API & Usability Improvements#

  • Tool Calling Enhancements:

    • Support for tool_choice="required", tool_choice="auto", and named tool selection in Tool Calling API.

  • Sampling Parameters:

    • Added repetition_penalty for controlling repetitive outputs.

    • Added return_token_ids for returning token IDs alongside text.

    • Added skip_special_tokens for controlling special token inclusion in outputs.

    • Added ignore_eos for bypassing end-of-sequence token handling.

    • Added stop_token_ids for custom stopping criteria.

  • Prompt Logprobs Support:

    • Added prompt_logprobs parameter to return log probabilities for prompt tokens.

    • Useful for analyzing model confidence and token-level predictions.

  • Security & Authentication:

    • Implemented API key authentication via --api-key argument for secure server access.

  • Content Format Improvements:

    • Support for Harmony response format in Chat Completions API with proper reasoning token counting.

    • Support for content parts format for multi-part messages in chat completions.

🚨 Breaking Changes & Deprecations#

  • Legacy Artifact Format Deprecated:

    • Blockwise artifact format is no longer supported. Migration: All artifacts must be rebuilt using the new ArtifactBuilder.

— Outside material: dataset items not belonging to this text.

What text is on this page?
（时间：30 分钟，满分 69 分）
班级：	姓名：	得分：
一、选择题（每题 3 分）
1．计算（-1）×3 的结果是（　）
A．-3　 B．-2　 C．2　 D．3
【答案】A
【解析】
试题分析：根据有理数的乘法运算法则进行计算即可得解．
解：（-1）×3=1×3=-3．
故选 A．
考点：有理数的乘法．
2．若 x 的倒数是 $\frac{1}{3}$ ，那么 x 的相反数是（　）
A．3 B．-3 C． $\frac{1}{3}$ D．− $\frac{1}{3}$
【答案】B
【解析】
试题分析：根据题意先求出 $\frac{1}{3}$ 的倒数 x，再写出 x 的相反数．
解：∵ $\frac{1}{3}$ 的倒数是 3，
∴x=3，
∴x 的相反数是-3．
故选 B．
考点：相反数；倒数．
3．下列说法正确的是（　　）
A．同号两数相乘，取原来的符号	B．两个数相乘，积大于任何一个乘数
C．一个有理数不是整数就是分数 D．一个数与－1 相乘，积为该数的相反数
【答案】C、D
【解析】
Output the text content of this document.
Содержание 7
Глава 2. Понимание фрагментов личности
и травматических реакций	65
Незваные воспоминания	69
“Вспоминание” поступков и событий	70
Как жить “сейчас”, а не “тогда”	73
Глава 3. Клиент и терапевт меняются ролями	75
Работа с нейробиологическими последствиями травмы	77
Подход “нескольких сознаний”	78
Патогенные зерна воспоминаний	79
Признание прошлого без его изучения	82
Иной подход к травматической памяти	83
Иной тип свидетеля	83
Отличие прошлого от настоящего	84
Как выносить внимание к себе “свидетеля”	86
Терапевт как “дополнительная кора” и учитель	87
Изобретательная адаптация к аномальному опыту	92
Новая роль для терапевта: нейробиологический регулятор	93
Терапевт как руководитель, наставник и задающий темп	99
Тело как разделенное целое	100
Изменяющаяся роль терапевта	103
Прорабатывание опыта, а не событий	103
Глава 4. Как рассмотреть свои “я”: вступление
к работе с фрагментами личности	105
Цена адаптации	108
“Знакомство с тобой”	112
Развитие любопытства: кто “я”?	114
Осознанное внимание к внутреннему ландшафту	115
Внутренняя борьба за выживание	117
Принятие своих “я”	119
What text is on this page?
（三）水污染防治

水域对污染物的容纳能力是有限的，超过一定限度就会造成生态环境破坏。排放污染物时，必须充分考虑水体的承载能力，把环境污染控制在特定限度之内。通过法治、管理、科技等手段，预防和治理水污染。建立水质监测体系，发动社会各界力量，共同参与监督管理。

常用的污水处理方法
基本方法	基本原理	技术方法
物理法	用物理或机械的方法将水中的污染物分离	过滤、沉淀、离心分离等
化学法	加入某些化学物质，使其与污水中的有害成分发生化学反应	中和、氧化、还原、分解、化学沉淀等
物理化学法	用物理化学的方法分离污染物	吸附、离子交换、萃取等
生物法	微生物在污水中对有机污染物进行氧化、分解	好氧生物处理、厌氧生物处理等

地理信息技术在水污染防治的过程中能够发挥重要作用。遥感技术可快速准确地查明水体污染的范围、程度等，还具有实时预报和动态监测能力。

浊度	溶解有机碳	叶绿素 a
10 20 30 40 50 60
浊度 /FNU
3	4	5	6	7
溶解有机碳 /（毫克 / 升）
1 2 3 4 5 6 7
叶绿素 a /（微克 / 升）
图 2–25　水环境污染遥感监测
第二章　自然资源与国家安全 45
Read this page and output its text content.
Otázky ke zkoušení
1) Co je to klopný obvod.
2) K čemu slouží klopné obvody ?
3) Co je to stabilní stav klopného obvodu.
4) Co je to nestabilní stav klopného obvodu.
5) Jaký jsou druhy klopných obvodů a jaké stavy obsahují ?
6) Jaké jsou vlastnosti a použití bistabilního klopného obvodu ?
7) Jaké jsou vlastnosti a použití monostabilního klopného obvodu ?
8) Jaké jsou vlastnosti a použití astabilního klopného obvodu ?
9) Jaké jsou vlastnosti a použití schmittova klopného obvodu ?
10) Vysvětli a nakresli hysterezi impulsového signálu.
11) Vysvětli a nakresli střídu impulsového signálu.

  • Python Version Requirement:

    • Minimum Python version increased to 3.10+. Migration: Upgrade to Python 3.10 or later before installing this release.

  • Transformer and PyTorch Library Update:

    • Bumped transformers to 4.57.1.

    • Bumped PyTorch to 2.7.1. Migration: Ensure your environment supports PyTorch 2.7.x.

  • Removed Beam Search Support:

    • Beam search decoding has been removed from the LLM engine. Migration: Use sampling-based decoding methods such as top-k, top-p, or temperature sampling.

  • Removed ``furiosa-pert-rngd`` Package:

    • The furiosa-pert-rngd package has been removed. PERT is now dynamically loaded onto the device through the runtime, eliminating the need for a separate package installation.

    • Migration: See the Upgrading FuriosaAI’s Software for details.